Ola Hansson (12 November 1860, Hönsinge, Sweden – 26 September 1925, Büyükdere, Turkey) was a Swedish poet, prose writer, and critic.

== Biography ==
Hansson graduated from Lund University in 1882, with a B.A in philosophy and the humanities. Hansson published his first works, Dikter ("Poems") in 1884 and Notturno in 1885. In those he expressed a celebration of the natural beauty and folk culture of his native province Skåne, southern Sweden. The refined poetry did not fit the Swedish realism of the 1880s-90s and gained little attention. Hansson followed up with the decadent Sensitiva Amorosa (1887), a collection of morbid, erotic sketches that shocked the Sweden of his day. The reaction from the public was harsh, and Hansson left his country for Germany in 1889. He would then continue to live abroad for the remainder of his life, in countries such as Switzerland and Turkey (where he also died).

== Ideas and works ==
In the period following the notorious Sensitiva Amorosa (1887) he proclaimed himself an adherent of Nietzschean ideas, a view he made public with the cycle of poems Ung Ofegs visor (1892). These were in turn translated into English by George Egerton and published by John Lane under the title of Young Ofeg's Ditties (1895). Here he voiced his contempt of the general crowd and belief in the Übermensch. Hansson, together with Georg Brandes was instrumental in calling attention to Nietzsche's works in Germany, and he also helped publicize Strindberg's work in German magazines at a point when the latter was not appreciated in Sweden. The two men rapidly became enemies, though, after Strindberg moved to Berlin in 1892.

While in Germany, he wrote and published works in German, Danish and Norwegian, for example Fatalistische Geschichten (German, 1890) which was published the same year in Danish as Skæbnenoveller. Other German language works during this period included Im Huldrebann (1895), Meervögel (1895), Der Weg zum Leben (1896; also in Swedish, Vägen till lifvet, 1896), and Der Schutzengel (1896).

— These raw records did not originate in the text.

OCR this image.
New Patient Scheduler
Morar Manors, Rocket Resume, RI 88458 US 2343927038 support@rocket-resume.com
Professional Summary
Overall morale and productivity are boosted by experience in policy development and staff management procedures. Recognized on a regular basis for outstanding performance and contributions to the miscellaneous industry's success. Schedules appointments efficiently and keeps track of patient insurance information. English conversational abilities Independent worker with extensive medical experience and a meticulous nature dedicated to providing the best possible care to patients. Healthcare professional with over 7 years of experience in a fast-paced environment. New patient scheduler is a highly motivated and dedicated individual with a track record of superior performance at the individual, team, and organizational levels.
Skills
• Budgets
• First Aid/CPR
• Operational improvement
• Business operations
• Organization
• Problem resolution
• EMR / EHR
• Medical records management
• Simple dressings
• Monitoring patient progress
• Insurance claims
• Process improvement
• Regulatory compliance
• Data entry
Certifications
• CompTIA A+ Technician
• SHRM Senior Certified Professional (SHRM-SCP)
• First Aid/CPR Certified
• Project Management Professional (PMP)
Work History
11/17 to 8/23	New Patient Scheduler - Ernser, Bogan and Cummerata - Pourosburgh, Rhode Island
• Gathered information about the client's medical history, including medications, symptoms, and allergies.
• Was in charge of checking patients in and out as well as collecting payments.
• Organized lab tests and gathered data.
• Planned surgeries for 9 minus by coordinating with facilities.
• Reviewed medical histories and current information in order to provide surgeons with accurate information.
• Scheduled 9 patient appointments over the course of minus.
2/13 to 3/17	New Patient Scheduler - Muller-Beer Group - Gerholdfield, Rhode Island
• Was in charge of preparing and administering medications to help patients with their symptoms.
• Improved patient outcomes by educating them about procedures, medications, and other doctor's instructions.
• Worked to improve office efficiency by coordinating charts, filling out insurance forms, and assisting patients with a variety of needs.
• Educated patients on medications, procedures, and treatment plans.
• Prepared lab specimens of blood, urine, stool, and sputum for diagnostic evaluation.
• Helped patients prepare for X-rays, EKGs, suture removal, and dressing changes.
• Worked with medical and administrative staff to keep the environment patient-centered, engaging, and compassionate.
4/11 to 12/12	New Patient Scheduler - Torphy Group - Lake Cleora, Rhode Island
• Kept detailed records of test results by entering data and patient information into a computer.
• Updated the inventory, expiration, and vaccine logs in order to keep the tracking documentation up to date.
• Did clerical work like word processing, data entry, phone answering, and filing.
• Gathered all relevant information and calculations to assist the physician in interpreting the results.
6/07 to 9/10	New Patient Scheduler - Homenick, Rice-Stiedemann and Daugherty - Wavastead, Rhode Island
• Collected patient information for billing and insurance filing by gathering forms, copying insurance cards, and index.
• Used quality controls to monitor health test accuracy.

Later in the 1890s he came to loathe Germany, and a hatred of people grew to fanatical proportions, manifesting itself in antisemitism among other things. For a short period he expressed an adherence to Catholicism. These peculiarities further alienated him from contemporary Sweden. He did however gain some recognition in Germany thanks to his German wife Laura (1854-1928; pseudonym Laura Marholm), who spread Hansson's works to a larger audience.

== Legacy ==
A productive writer, his writings are uneven. However, he is considered today a pioneer within modern Swedish poetry, who reshaped nature poetry; he has sometimes been called the only one among late-19th-century Swedish poets who really absorbed the influence of French Symbolism and "fin-de-siècle" moods. In 1906 Vilhelm Ekelund, a major poet of the next generation, published a paeanic poem hailing him as the like of Pindar, the bard of his province and a poetic forerunner. Ekelund, like Hansson, was a native of the rural southern province of Scania and felt in opposition to the literary fashions of Stockholm; he felt these had rejected Hansson and driven him into exile. From this point on, Ola Hansson began to be reappraised, and in his final years an (unsatisfying) edition of his collected works began to appear in Sweden (greeted by the author's angry pointing out of its shortcomings in newspaper articles dispatched from his exile). He has remained, in particular, an invoked hero of Scanian writers.

In 1913 he was awarded the first scholarship in memory of Gustaf Fröding, elected by Swedish university students.